If you haven’t accepted your financial aid loan yet, you have until Nov. 22 until it is cancelled.
But if you have accepted a loan, signed a promissory note, completed loan counseling and received a check, you are fine.
The Financial Aid Office is canceling unaccepted loans because a loan fee increase will take place Dec. 1, Director of Financial Aid Lois Kelly said. The cancellation deadline for the office is Nov. 22.
The office sent emails to more than 3,000 students notifying them of the cancellation, she said.
“We, right now, have thousands of students who have done nothing with their loans,” Kelly said.
Students who received the email fall into one of three situations. They could have been offered the loan but did nothing further. They also could have been offered the loan and accepted but didn’t sign the loan promissory note or do the loan entrance counseling and then have no money disbursed against their account. Lastly, they could have accepted the loan, resolved everything and have money disbursed against the account.
If you already received a check for your loan, the increased fee will not affect you. However, if you ask the office to reinstate the loan on your behalf after Dec 1., the higher fee will take effect.
The fee increase relates to the sequestration activities that went into effect on March 1 of this year as a way to help balance the budget, Kelly said. The automatic increase affects federal student and parent loans.
Kelly said the amount of the fee change is “modest.” The current Stafford loan fee is 1.051 percent, but will rise to 1.072 percent. The current Direct Parent PLUS loan fee is 4.204 percent but will rise to 4.288 percent.
This means a student borrowing $5,500 after Dec. 1 will have $1.16 less to use towards whatever they are borrowing the money for compared to those who borrowed that amount earlier, Kelly said.
The fee’s purpose is to offset the cost of processing the loan.
“The fee is not retained by Cal Poly,” Kelly said. “We receive no money for processing the loan, but that fee is retained by the U.S. Department of Education to help offset the overall processing cost.”
Kelly said the office has received numerous calls from students saying they don’t intend to use the loan they were offered. Also, the numbers of students borrowing money this year is very similar to last year, she said, leading the office to conclude cancellation is for the best.
“We determined that it was a wiser use of time and activity to just go ahead and cancel the loans and not re-offer them,” she said.
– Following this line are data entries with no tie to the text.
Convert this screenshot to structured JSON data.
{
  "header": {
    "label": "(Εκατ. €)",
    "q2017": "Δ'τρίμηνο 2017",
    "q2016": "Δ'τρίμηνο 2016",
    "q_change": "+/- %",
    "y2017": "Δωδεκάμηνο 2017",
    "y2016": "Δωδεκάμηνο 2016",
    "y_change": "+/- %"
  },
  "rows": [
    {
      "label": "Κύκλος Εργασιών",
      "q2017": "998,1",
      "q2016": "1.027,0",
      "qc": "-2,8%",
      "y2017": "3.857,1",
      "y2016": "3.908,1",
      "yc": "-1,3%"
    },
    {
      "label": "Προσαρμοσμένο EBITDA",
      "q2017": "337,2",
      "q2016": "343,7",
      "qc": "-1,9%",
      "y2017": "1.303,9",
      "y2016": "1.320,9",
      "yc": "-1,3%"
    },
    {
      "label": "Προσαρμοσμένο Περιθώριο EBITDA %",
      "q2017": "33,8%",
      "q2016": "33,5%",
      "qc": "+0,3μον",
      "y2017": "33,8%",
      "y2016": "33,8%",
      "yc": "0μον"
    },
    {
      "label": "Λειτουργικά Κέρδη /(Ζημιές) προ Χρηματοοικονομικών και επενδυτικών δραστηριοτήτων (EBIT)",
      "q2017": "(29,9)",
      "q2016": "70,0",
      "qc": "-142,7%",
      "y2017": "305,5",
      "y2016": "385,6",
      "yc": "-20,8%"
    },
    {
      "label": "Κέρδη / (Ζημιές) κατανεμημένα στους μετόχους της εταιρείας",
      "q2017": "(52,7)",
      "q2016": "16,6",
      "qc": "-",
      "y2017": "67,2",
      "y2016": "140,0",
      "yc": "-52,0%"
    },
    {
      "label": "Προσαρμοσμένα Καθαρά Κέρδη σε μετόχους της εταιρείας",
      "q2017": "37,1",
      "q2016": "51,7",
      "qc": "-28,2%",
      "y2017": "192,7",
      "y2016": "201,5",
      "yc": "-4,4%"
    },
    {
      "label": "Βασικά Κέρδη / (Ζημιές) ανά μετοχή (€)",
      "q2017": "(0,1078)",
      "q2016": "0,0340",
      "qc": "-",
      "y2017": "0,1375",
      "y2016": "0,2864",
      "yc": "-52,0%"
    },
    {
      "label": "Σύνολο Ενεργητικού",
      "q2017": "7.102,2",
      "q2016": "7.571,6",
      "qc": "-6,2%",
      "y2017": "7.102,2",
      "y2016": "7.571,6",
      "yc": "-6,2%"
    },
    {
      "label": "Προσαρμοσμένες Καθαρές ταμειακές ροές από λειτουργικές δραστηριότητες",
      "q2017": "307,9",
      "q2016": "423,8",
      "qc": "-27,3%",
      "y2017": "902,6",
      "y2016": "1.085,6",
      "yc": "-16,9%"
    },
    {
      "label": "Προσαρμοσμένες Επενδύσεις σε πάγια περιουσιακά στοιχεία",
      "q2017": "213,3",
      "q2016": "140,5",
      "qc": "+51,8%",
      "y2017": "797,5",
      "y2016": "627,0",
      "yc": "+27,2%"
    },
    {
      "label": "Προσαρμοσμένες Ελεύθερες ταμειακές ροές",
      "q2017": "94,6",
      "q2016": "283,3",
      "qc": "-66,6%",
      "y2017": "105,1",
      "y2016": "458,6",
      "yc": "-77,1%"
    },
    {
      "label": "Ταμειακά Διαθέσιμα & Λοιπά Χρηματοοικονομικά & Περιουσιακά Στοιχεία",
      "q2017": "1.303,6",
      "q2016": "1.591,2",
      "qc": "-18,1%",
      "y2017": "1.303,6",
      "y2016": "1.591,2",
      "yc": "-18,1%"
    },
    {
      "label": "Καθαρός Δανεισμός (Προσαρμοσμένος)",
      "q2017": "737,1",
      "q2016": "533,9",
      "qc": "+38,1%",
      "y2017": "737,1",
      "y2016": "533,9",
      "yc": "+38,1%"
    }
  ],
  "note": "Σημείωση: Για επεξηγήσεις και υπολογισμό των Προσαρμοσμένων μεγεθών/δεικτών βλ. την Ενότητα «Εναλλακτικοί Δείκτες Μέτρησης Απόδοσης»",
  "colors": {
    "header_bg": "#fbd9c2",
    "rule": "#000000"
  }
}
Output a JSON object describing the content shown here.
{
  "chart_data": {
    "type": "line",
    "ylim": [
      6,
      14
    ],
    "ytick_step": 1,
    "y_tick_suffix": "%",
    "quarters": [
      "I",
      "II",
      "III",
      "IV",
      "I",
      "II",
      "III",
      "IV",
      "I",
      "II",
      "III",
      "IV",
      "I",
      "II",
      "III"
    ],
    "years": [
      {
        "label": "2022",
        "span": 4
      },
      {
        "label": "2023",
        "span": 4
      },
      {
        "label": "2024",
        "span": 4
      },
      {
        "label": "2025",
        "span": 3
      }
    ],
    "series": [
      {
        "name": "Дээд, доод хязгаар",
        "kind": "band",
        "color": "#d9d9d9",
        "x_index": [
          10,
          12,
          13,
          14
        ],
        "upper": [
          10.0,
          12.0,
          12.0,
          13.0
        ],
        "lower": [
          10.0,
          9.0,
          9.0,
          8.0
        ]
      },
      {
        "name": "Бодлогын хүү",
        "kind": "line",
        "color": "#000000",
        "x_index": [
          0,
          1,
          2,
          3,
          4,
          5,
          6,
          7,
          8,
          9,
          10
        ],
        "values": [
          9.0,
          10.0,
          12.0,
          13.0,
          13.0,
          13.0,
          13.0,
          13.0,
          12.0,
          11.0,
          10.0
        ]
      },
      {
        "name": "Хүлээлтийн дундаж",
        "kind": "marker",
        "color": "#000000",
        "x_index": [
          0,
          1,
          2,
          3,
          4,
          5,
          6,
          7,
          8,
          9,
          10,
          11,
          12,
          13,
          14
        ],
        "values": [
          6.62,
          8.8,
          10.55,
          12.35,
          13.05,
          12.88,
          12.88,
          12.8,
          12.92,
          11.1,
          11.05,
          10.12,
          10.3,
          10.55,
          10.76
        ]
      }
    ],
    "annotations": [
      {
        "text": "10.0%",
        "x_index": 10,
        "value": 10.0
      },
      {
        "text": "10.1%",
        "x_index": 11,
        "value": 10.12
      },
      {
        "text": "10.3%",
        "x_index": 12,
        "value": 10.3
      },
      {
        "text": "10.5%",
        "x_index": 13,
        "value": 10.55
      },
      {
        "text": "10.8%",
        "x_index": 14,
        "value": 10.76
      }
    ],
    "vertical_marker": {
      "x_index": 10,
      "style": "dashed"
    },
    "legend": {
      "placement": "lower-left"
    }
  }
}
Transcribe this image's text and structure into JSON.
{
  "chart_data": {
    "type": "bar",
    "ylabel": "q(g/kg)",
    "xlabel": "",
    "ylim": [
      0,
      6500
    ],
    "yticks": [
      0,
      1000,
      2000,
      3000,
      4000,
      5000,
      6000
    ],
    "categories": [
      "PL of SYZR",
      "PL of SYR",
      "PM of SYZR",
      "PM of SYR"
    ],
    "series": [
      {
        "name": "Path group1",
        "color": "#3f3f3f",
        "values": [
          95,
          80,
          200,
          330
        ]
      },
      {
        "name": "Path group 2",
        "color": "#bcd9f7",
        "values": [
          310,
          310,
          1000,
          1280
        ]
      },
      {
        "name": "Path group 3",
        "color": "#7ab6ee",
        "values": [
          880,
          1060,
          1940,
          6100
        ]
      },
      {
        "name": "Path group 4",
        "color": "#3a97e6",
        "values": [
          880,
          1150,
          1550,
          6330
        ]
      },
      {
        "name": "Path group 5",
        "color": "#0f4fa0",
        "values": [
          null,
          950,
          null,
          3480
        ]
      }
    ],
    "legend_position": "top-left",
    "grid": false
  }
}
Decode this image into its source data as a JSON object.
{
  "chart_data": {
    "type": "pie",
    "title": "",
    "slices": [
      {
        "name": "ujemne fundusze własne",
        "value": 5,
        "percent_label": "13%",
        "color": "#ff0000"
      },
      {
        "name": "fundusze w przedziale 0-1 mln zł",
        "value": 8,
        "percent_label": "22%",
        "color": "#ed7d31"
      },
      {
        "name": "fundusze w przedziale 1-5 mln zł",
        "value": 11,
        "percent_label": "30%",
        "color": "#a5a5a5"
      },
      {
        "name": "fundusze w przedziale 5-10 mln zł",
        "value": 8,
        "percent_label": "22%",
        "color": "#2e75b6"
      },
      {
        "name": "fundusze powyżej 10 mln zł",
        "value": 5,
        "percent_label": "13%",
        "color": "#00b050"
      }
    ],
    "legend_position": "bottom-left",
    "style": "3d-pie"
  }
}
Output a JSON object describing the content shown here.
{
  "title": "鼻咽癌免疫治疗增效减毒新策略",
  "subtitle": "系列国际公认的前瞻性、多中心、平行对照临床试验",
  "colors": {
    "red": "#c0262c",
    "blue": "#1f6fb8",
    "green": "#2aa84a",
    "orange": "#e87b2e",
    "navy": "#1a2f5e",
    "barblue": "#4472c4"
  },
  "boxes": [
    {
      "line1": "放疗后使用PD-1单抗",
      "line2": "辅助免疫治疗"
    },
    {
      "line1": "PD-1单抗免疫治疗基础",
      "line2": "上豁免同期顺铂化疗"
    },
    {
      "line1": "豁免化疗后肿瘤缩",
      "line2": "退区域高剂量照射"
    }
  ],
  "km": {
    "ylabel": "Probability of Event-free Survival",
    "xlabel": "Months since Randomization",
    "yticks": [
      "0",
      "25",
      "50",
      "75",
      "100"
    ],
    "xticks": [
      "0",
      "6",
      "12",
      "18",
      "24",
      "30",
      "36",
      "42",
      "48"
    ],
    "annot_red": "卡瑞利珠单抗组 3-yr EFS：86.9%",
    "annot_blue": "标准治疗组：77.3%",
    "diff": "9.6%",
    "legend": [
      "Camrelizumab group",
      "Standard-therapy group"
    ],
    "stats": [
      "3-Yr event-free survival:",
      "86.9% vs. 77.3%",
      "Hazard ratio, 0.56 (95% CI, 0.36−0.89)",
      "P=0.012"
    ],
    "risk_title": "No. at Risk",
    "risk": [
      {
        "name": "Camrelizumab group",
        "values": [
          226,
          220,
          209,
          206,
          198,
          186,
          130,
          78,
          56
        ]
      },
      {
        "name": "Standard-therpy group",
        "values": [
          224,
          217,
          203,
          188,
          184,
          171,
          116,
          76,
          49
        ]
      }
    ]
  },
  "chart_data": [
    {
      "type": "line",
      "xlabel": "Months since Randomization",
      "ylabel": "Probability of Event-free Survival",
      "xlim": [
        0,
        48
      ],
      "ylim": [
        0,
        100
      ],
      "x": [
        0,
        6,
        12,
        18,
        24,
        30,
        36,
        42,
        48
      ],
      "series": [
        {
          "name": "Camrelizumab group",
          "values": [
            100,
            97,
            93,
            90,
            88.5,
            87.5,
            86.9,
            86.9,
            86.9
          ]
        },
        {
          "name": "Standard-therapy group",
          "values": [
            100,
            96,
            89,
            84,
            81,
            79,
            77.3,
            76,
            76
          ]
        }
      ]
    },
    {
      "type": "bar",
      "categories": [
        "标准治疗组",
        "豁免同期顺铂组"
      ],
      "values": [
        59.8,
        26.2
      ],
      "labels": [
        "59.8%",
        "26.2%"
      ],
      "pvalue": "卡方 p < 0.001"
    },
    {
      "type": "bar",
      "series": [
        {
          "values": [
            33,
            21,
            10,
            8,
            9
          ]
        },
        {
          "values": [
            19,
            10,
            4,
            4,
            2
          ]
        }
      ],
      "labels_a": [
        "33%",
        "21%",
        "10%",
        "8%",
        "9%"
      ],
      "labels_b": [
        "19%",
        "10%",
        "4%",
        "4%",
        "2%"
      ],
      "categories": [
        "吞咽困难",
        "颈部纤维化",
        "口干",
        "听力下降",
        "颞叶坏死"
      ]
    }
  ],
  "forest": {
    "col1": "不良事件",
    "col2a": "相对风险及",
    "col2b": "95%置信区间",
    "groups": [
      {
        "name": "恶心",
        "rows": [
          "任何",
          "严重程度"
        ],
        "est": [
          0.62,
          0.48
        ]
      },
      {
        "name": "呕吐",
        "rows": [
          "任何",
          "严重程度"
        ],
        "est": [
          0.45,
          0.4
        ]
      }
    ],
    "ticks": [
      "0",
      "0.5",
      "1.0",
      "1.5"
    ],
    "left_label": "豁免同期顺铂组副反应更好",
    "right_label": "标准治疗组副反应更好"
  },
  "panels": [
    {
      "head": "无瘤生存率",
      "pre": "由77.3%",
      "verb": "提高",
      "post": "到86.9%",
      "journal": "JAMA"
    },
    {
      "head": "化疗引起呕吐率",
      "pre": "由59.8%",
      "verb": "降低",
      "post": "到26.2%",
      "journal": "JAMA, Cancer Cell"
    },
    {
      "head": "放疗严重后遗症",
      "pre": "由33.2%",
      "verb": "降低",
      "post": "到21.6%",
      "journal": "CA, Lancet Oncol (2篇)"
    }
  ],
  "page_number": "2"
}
If students decide they want the money, Kelly said they do not have to reapply, as long as they haven’t changed their eligibility. They just have to let the office know, and the office will re-offer the loan.
Because a loan is incurring a personal debt, Kelly said students should consider their financial situations before deciding to take out a loan.
“This is not a huge loan fee increase, and so it’s more prudent that the student evaluate his or her financial situation before they just jump in and take a loan,” Kelly said.
To accept a loan offer, students should go to their My Cal Poly Portal and click on the “Money Matters” tab and click “Accept My Financial Aid.” If you have never taken a loan out before, sign the promissory note, which is valid for 10 years. Then go to studentloans.gov and complete the Entrance Counseling. It takes between 15 and 30 minutes to read through the loan requirements and loan responsibilities and answer a few questions to make sure you understood them, Kelly said. Then, typically within 48 and 72 hours, the loan funds and goes against their student account, she said.
The office pays a third of the loan in the fall, a third of it in the winter and a third of it in the spring. And if that’s all done before the cancellation date (Nov. 22), then the lesser loan fee will apply.